Sensors for detecting relative in-plane or sliding displacement between adjacent parallel surfaces are well known in the art. Optical applications for such displacement sensors include precision alignment and/or positioning of optical elements, where high precision is required. An example of a segmented optical element is the primary mirror of the Keck telescope in Hawaii, a description of which can be found in the Keck Observatory Report number 90 published by the Keck Observatory, Lawrence Livermore Laboratories, Berkely, Calif. For example, in aligning the mirror segments of the Keck telescope, displacement sensors must indicate with subnanometer resolution when the reflective surfaces of adjacent segments are aligned.
Other optical applications place more stringent demands on these sensors. Adaptive optical elements used with high energy lasers (HEL), such as the mirror disclosed and claimed in the commonly owned co-pending U.S. patent application entitled "Extendable Large Aperture Phased Array Mirror System", Ser. No. 114,540 employ large numbers of small segments to alter an optic surface to generate a conjugate wavefront. Displacement sensors indicate segment mirror surface tilt as well as displacement, and therefore must have an extremely stable zero point, have a wide dynamic range and be especially insensitive to environmental (e.g. thermal) changes. The very large number of segments mandates the use of thousands of displacement sensors. Consequently, sensors that have complex electronics or which are not amenable to minaturization and batch fabrication have limited utility. Moreover, sensors used with these phased array mirrors must display low sensitivity to changes in lateral gap between adjacent segments.
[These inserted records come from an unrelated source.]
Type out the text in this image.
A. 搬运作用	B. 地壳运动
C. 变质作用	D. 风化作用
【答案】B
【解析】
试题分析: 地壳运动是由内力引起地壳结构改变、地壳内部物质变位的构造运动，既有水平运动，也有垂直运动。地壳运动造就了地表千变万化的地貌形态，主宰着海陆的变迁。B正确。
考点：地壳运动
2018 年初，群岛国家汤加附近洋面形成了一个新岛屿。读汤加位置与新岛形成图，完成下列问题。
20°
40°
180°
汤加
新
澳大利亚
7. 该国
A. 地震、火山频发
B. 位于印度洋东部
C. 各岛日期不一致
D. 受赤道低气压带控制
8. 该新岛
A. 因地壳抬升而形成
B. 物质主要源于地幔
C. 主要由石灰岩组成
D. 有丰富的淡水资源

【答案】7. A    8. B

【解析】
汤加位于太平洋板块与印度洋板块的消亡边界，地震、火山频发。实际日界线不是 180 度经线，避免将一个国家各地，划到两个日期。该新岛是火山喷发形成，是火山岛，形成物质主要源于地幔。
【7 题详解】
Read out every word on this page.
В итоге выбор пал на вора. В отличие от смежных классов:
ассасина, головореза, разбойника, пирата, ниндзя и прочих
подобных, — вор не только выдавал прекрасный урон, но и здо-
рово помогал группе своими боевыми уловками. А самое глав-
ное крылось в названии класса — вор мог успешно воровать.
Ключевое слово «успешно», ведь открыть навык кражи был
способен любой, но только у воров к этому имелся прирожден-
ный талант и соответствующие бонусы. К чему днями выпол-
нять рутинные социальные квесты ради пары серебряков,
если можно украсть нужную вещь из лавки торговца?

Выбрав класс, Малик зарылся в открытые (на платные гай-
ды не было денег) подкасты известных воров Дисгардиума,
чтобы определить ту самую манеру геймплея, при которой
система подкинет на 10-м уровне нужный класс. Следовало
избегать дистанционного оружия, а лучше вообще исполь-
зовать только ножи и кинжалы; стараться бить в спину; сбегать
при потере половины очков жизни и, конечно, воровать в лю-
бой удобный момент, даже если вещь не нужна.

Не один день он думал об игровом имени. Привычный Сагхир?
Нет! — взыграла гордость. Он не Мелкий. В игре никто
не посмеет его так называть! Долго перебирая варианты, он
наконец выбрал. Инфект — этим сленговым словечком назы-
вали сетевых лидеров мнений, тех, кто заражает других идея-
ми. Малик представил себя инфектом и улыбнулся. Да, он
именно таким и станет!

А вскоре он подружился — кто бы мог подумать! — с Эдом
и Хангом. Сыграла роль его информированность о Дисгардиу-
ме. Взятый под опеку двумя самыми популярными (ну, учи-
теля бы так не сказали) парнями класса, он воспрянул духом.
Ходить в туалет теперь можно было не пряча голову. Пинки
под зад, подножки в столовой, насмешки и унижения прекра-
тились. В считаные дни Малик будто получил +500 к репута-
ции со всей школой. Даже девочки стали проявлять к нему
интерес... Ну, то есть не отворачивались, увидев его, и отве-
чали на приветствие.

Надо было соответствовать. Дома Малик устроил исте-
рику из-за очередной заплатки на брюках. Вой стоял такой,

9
Several displacement sensor technologies have been developed for high precision applications. Included are optical sensors which typically comprise an emitter and detector located respective on opposing surfaces and which usually employ a digital grating. These sensors lack the subnanometer resolution and extremely stable zero point operation required for segmented adaptive optics elements.
Capacitive displacement sensors have been successfully used in certain applications, since they can be extremely stable and provide subnanometer resolution in conjunction with low complexity electronics. However, the individual sensors are comprised of a plurality of carefully fabricated and aligned discrete electromechanical parts and are therefore not practical for mirrors or other optical elements comprised of tens or hundreds of thousands of individual segments.
It would be advantageous to have a displacement sensor acceptable to miniaturization and batch fabrication, requiring no gap-bridging part, capable of subnanometer resolution with a wide dynamic range, and using very simple electronics. The present invention is directed towards such a sensor.